DB blogged about a new face of C-diff earlier today—it’s been showing up in healthy members of the community, some of whom had no recent antibiotic exposure. There’s another aspect that is worth our attention and that’s the Quebec strain.
A hypervirulent strain of C. difficile has emerged there over the last three years. A study of the attributable mortality, an editorial and a news piece appear in the October issue of CMAJ.
What’s different about the strain? As reported in these articles: 1) it produces 15-20 times the amount of toxin as the ordinary strains, due to an altered repressor gene; 2) it’s more lethal, with 23% of patients dead at 30 days and an attributable mortality at one year of 16.7%.
The author of the study points out that some patients appear to have died of direct complications of the infection such as shock or perforation while others succumbed to secondary events such as myocardial infarction, venous thromboembolism or secondary infection.

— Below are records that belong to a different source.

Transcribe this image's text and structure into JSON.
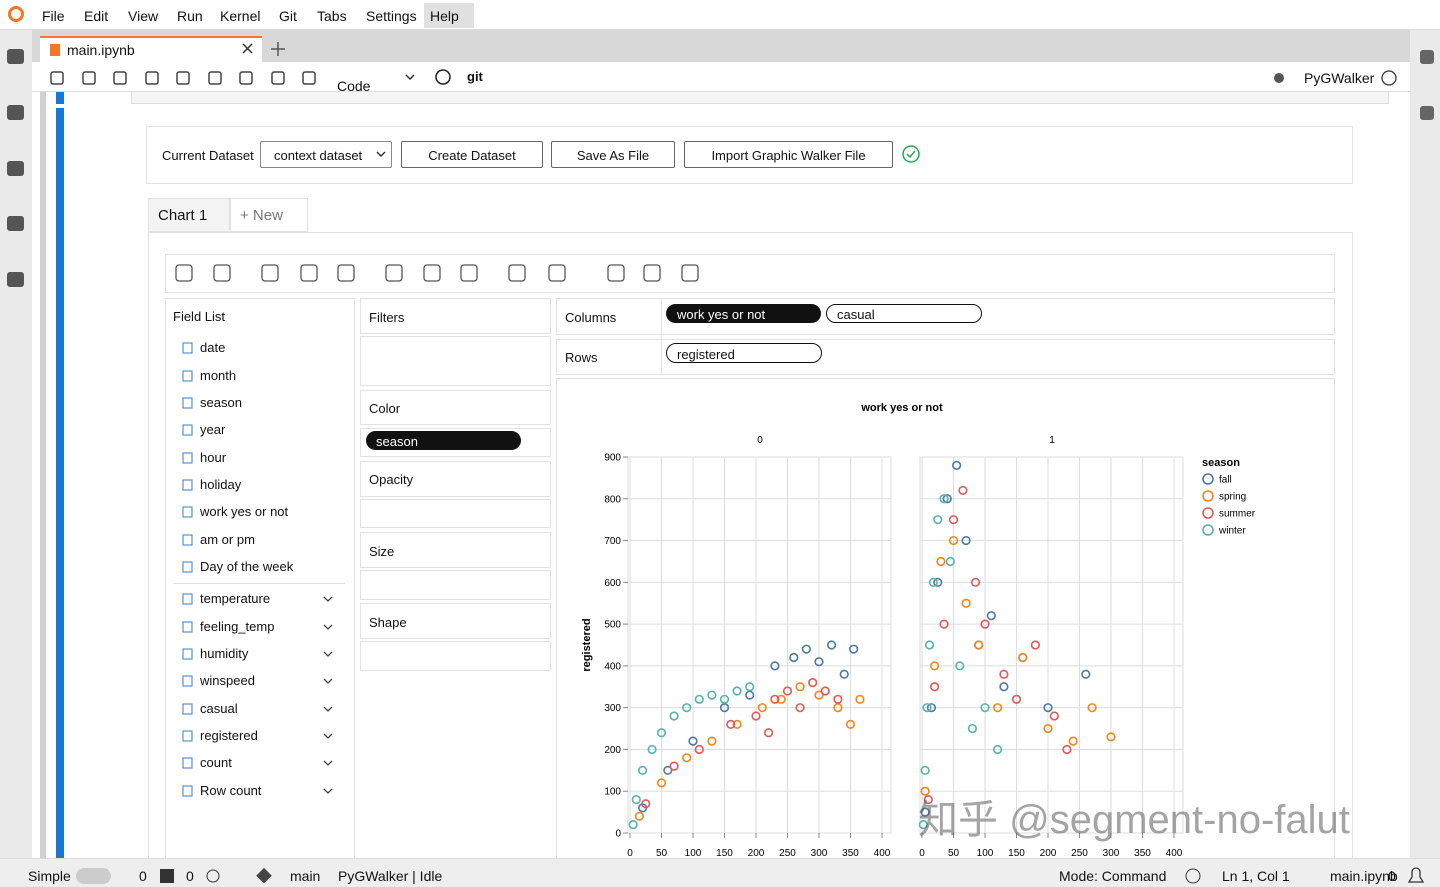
{
  "menu": [
    "File",
    "Edit",
    "View",
    "Run",
    "Kernel",
    "Git",
    "Tabs",
    "Settings",
    "Help"
  ],
  "tab": {
    "title": "main.ipynb"
  },
  "toolbar": {
    "cell_type": "Code",
    "git": "git",
    "kernel": "PyGWalker"
  },
  "dataset_bar": {
    "label": "Current Dataset",
    "dataset": "context dataset",
    "buttons": [
      "Create Dataset",
      "Save As File",
      "Import Graphic Walker File"
    ]
  },
  "chart_tabs": [
    "Chart 1",
    "+ New"
  ],
  "field_list": {
    "title": "Field List",
    "dimensions": [
      "date",
      "month",
      "season",
      "year",
      "hour",
      "holiday",
      "work yes or not",
      "am or pm",
      "Day of the week"
    ],
    "measures": [
      "temperature",
      "feeling_temp",
      "humidity",
      "winspeed",
      "casual",
      "registered",
      "count",
      "Row count"
    ]
  },
  "encodings": {
    "filters": "Filters",
    "color": {
      "label": "Color",
      "field": "season"
    },
    "opacity": "Opacity",
    "size": "Size",
    "shape": "Shape",
    "columns": {
      "label": "Columns",
      "fields": [
        "work yes or not",
        "casual"
      ]
    },
    "rows": {
      "label": "Rows",
      "fields": [
        "registered"
      ]
    }
  },
  "chart_data": {
    "type": "scatter",
    "title": "work yes or not",
    "y_label": "registered",
    "xlim": [
      0,
      400
    ],
    "xticks": [
      0,
      50,
      100,
      150,
      200,
      250,
      300,
      350,
      400
    ],
    "ylim": [
      0,
      900
    ],
    "yticks": [
      0,
      100,
      200,
      300,
      400,
      500,
      600,
      700,
      800,
      900
    ],
    "grid": true,
    "legend": {
      "title": "season",
      "position": "right"
    },
    "series": [
      {
        "name": "fall",
        "color": "#4c78a8"
      },
      {
        "name": "spring",
        "color": "#f58518"
      },
      {
        "name": "summer",
        "color": "#e45756"
      },
      {
        "name": "winter",
        "color": "#54b3ad"
      }
    ],
    "facets": [
      {
        "label": "0",
        "points": [
          {
            "x": [
              20,
              60,
              100,
              150,
              190,
              230,
              260,
              280,
              300,
              320,
              340,
              355
            ],
            "y": [
              60,
              150,
              220,
              300,
              330,
              400,
              420,
              440,
              410,
              450,
              380,
              440
            ]
          },
          {
            "x": [
              15,
              50,
              90,
              130,
              170,
              210,
              240,
              270,
              300,
              330,
              350,
              365
            ],
            "y": [
              40,
              120,
              180,
              220,
              260,
              300,
              320,
              350,
              330,
              300,
              260,
              320
            ]
          },
          {
            "x": [
              25,
              70,
              110,
              160,
              200,
              230,
              250,
              290,
              310,
              330,
              270,
              220
            ],
            "y": [
              70,
              160,
              200,
              260,
              280,
              320,
              340,
              360,
              340,
              320,
              300,
              240
            ]
          },
          {
            "x": [
              5,
              10,
              20,
              35,
              50,
              70,
              90,
              110,
              130,
              150,
              170,
              190
            ],
            "y": [
              20,
              80,
              150,
              200,
              240,
              280,
              300,
              320,
              330,
              320,
              340,
              350
            ]
          }
        ]
      },
      {
        "label": "1",
        "points": [
          {
            "x": [
              5,
              15,
              25,
              40,
              55,
              70,
              90,
              110,
              130,
              160,
              200,
              260
            ],
            "y": [
              50,
              300,
              600,
              800,
              880,
              700,
              450,
              520,
              350,
              420,
              300,
              380
            ]
          },
          {
            "x": [
              5,
              20,
              30,
              50,
              70,
              90,
              120,
              160,
              200,
              240,
              270,
              300
            ],
            "y": [
              100,
              400,
              650,
              700,
              550,
              450,
              300,
              420,
              250,
              220,
              300,
              230
            ]
          },
          {
            "x": [
              10,
              20,
              35,
              50,
              65,
              85,
              100,
              130,
              150,
              180,
              210,
              230
            ],
            "y": [
              80,
              350,
              500,
              750,
              820,
              600,
              500,
              380,
              320,
              450,
              280,
              200
            ]
          },
          {
            "x": [
              2,
              5,
              8,
              12,
              18,
              25,
              35,
              45,
              60,
              80,
              100,
              120
            ],
            "y": [
              20,
              150,
              300,
              450,
              600,
              750,
              800,
              650,
              400,
              250,
              300,
              200
            ]
          }
        ]
      }
    ]
  },
  "watermark": "知乎 @segment-no-falut",
  "status_bar": {
    "mode": "Simple",
    "terminals": 0,
    "kernels": 0,
    "branch": "main",
    "kernel_status": "PyGWalker | Idle",
    "command_mode": "Mode: Command",
    "cursor": "Ln 1, Col 1",
    "file": "main.ipynb",
    "notifications": 0
  }
}
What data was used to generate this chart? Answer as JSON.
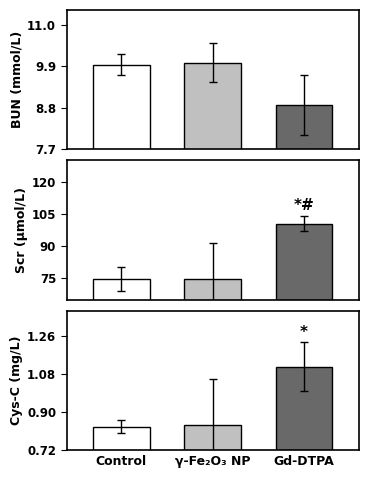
{
  "groups": [
    "Control",
    "γ-Fe₂O₃ NP",
    "Gd-DTPA"
  ],
  "bar_colors": [
    "#ffffff",
    "#c0c0c0",
    "#696969"
  ],
  "bar_edgecolor": "#000000",
  "bun": {
    "values": [
      9.95,
      10.0,
      8.87
    ],
    "errors": [
      0.28,
      0.52,
      0.8
    ],
    "ylabel": "BUN (mmol/L)",
    "ylim": [
      7.7,
      11.4
    ],
    "yticks": [
      7.7,
      8.8,
      9.9,
      11.0
    ],
    "annotations": []
  },
  "scr": {
    "values": [
      74.5,
      74.5,
      100.5
    ],
    "errors": [
      5.5,
      17.0,
      3.5
    ],
    "ylabel": "Scr (μmol/L)",
    "ylim": [
      65,
      130
    ],
    "yticks": [
      75,
      90,
      105,
      120
    ],
    "annotations": [
      {
        "bar_idx": 2,
        "text": "*#"
      }
    ]
  },
  "cysc": {
    "values": [
      0.83,
      0.84,
      1.115
    ],
    "errors": [
      0.03,
      0.215,
      0.115
    ],
    "ylabel": "Cys-C (mg/L)",
    "ylim": [
      0.72,
      1.38
    ],
    "yticks": [
      0.72,
      0.9,
      1.08,
      1.26
    ],
    "annotations": [
      {
        "bar_idx": 2,
        "text": "*"
      }
    ]
  },
  "xlabel_labels": [
    "Control",
    "γ-Fe₂O₃ NP",
    "Gd-DTPA"
  ],
  "bar_width": 0.62,
  "capsize": 3,
  "figsize": [
    3.7,
    5.0
  ],
  "dpi": 100
}
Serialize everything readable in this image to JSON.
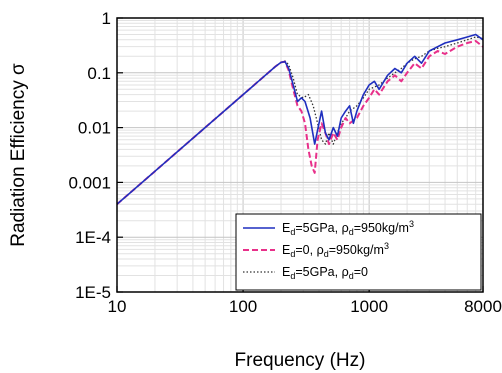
{
  "chart_data": {
    "type": "line",
    "title": "",
    "xlabel": "Frequency (Hz)",
    "ylabel": "Radiation Efficiency σ",
    "x_scale": "log",
    "y_scale": "log",
    "xlim": [
      10,
      8000
    ],
    "ylim": [
      1e-05,
      1
    ],
    "grid": true,
    "legend_position": "bottom-right",
    "x_ticks": [
      {
        "value": 10,
        "label": "10"
      },
      {
        "value": 100,
        "label": "100"
      },
      {
        "value": 1000,
        "label": "1000"
      },
      {
        "value": 8000,
        "label": "8000"
      }
    ],
    "y_ticks": [
      {
        "value": 1,
        "label": "1"
      },
      {
        "value": 0.1,
        "label": "0.1"
      },
      {
        "value": 0.01,
        "label": "0.01"
      },
      {
        "value": 0.001,
        "label": "0.001"
      },
      {
        "value": 0.0001,
        "label": "1E-4"
      },
      {
        "value": 1e-05,
        "label": "1E-5"
      }
    ],
    "series": [
      {
        "name": "Ed=5GPa, ρd=950kg/m3",
        "legend": {
          "E_sub": "d",
          "E_val": "=5GPa, ",
          "rho_sub": "d",
          "rho_val": "=950kg/m",
          "sup": "3"
        },
        "color": "#1f2fbf",
        "dash": "solid",
        "x": [
          10,
          20,
          50,
          100,
          150,
          180,
          200,
          215,
          230,
          250,
          270,
          290,
          310,
          340,
          370,
          400,
          420,
          450,
          480,
          520,
          560,
          600,
          650,
          700,
          750,
          800,
          900,
          1000,
          1100,
          1200,
          1400,
          1600,
          1800,
          2000,
          2300,
          2600,
          3000,
          3500,
          4000,
          5000,
          6000,
          7000,
          8000
        ],
        "y": [
          0.0004,
          0.0016,
          0.01,
          0.04,
          0.09,
          0.13,
          0.155,
          0.16,
          0.12,
          0.06,
          0.03,
          0.035,
          0.03,
          0.015,
          0.005,
          0.012,
          0.02,
          0.008,
          0.006,
          0.01,
          0.007,
          0.015,
          0.02,
          0.025,
          0.012,
          0.02,
          0.04,
          0.06,
          0.07,
          0.05,
          0.09,
          0.12,
          0.1,
          0.15,
          0.2,
          0.15,
          0.25,
          0.3,
          0.35,
          0.4,
          0.45,
          0.5,
          0.4
        ]
      },
      {
        "name": "Ed=0, ρd=950kg/m3",
        "legend": {
          "E_sub": "d",
          "E_val": "=0, ",
          "rho_sub": "d",
          "rho_val": "=950kg/m",
          "sup": "3"
        },
        "color": "#e8308a",
        "dash": "dashed",
        "x": [
          10,
          20,
          50,
          100,
          150,
          180,
          200,
          215,
          230,
          250,
          270,
          290,
          310,
          330,
          350,
          370,
          390,
          420,
          450,
          480,
          520,
          560,
          600,
          650,
          700,
          800,
          900,
          1000,
          1100,
          1200,
          1400,
          1600,
          1800,
          2000,
          2300,
          2600,
          3000,
          3500,
          4000,
          5000,
          6000,
          7000,
          8000
        ],
        "y": [
          0.0004,
          0.0016,
          0.01,
          0.04,
          0.09,
          0.13,
          0.155,
          0.16,
          0.11,
          0.05,
          0.025,
          0.02,
          0.012,
          0.004,
          0.002,
          0.0015,
          0.006,
          0.012,
          0.008,
          0.005,
          0.008,
          0.006,
          0.01,
          0.015,
          0.012,
          0.015,
          0.025,
          0.035,
          0.05,
          0.04,
          0.07,
          0.09,
          0.07,
          0.1,
          0.15,
          0.12,
          0.2,
          0.25,
          0.22,
          0.3,
          0.35,
          0.38,
          0.3
        ]
      },
      {
        "name": "Ed=5GPa, ρd=0",
        "legend": {
          "E_sub": "d",
          "E_val": "=5GPa, ",
          "rho_sub": "d",
          "rho_val": "=0",
          "sup": ""
        },
        "color": "#333333",
        "dash": "dotted",
        "x": [
          10,
          20,
          50,
          100,
          150,
          180,
          200,
          215,
          230,
          250,
          270,
          300,
          330,
          360,
          390,
          420,
          450,
          480,
          520,
          560,
          600,
          650,
          700,
          800,
          900,
          1000,
          1200,
          1400,
          1600,
          1800,
          2000,
          2300,
          2600,
          3000,
          3500,
          4000,
          5000,
          6000,
          7000,
          8000
        ],
        "y": [
          0.0004,
          0.0016,
          0.01,
          0.04,
          0.09,
          0.13,
          0.155,
          0.165,
          0.14,
          0.08,
          0.04,
          0.035,
          0.04,
          0.025,
          0.012,
          0.006,
          0.005,
          0.008,
          0.005,
          0.008,
          0.012,
          0.015,
          0.02,
          0.025,
          0.035,
          0.05,
          0.06,
          0.08,
          0.1,
          0.12,
          0.15,
          0.18,
          0.2,
          0.25,
          0.28,
          0.3,
          0.35,
          0.4,
          0.45,
          0.42
        ]
      }
    ]
  }
}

Infection control implications are discussed and the papers offer conjecture about risk factors at the Quebec hospitals. There was no difference in patient characteristics compared to other regions of Canada or the United States (the strain has shown up at a few locations in the US), and no evident difference in the use of antibiotics. The only common thread seemed to be the use of shared bathrooms. The authors conclude: The lack of investment in our hospitals infrastructure over several decades, with shared bathrooms being the rule rather than the exception, may have facilitated the transmission of this spore-forming pathogen, which can survive on environmental surfaces for months. Providing modern medical care within hospitals built a century ago is no longer acceptable.